For readers who don't know about the history of the American government's involvement with the Brothers and Arab Nazism, John Loftus a former U.S. Department of Justice prosecutor and Army intelligence officer, gave a crash course during a 2012 interview for Infowars Channel. The interview as posted to YouTube. It remains the best introduction to the topic:




The first half of the discussion regards the collaboration between the Nazi regime and American financiers and businesspeople in years running up to and throughout War War II; the part about Arab Nazism starts at the 32:16 minute mark.

For Americans who will horrified by the revelations about the collaboration with Hitler, John is covering a great deal of ground during the hour-long interview, so he doesn't go into the history of world trade around the turn of the previous century. But in brief the collaboration started out as a good thing -- except from the viewpoint of the British Empire. It turned bad when the Americans pouring money into German manufacturing realized that Hitler was building a war machine.

From that point on, fear of losing vast sums of invested money and plunging the world into another economic depression, and cowardice and greed, overcame conscience and common sense, just as it did with the Vatican, which was also in deep with the Nazi government before Hitler showed his hand. (John briefly mentions the Vatican angle during the interview.)

But the lesson of the story, then and now, is that it doesn't pay to collaborate with evil -- a lesson that my government, and the British government, and the European powers have yet to learn.

The biggest part of the lesson is that once an evil situation spreads it roots, one can't uproot it by pointing a finger at the door and saying, "Go."

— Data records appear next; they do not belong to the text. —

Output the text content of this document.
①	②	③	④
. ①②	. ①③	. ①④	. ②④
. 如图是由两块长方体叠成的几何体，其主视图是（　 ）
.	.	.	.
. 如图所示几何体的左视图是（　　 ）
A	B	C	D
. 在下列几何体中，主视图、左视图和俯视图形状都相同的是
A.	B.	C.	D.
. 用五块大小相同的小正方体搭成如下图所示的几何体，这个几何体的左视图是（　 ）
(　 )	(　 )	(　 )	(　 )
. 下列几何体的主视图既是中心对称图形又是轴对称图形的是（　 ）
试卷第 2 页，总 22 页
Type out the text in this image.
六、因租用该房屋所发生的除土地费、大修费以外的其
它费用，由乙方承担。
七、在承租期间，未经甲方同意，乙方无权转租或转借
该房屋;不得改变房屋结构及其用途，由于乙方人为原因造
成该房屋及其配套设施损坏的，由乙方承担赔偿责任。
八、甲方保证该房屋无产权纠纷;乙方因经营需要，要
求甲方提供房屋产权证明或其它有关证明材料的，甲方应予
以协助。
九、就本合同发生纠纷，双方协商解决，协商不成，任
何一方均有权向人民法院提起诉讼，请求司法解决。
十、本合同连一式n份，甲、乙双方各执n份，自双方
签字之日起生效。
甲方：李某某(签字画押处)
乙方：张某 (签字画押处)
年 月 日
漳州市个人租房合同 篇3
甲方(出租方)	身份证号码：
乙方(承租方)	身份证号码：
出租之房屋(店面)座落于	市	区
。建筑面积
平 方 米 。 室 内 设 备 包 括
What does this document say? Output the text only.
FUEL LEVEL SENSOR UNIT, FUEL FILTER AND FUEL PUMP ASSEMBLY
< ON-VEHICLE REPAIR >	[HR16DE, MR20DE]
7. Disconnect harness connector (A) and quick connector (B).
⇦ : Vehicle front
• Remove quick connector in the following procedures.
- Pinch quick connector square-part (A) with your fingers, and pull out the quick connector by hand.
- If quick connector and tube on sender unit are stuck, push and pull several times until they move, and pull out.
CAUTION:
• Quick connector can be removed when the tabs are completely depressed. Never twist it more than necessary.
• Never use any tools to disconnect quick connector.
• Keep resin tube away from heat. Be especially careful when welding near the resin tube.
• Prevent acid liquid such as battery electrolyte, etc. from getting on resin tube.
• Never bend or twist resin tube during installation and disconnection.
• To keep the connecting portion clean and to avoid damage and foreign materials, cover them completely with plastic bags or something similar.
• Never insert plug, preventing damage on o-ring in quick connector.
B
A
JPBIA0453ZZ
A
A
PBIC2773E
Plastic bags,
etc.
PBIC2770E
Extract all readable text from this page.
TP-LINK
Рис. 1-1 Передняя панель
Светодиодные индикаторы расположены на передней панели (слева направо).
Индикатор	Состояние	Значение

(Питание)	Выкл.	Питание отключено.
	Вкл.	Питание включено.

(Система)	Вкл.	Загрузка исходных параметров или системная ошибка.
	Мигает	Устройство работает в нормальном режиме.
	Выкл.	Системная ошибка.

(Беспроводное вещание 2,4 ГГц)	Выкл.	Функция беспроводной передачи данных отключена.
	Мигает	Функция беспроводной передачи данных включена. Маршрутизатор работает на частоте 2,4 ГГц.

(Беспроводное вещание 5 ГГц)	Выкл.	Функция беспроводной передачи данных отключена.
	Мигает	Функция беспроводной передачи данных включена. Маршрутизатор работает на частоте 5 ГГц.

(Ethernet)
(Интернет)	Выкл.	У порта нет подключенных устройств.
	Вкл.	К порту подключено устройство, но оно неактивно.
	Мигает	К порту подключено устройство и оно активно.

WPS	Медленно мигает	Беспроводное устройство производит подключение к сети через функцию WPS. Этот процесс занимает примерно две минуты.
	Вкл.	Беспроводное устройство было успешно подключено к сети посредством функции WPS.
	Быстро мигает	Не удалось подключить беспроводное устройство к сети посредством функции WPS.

Which is to say that while the Mohammedans are stumbling toward a shakeout that spells doom for their religion as it exists today, the secular governments must look around and see the world has changed since the days when a handful of great powers had a corner on the deadliest weapons.  In today's world, "the enemy of my enemy is my friend" rationalization for collaborating with evil to achieve geostrategic objectives is also doom.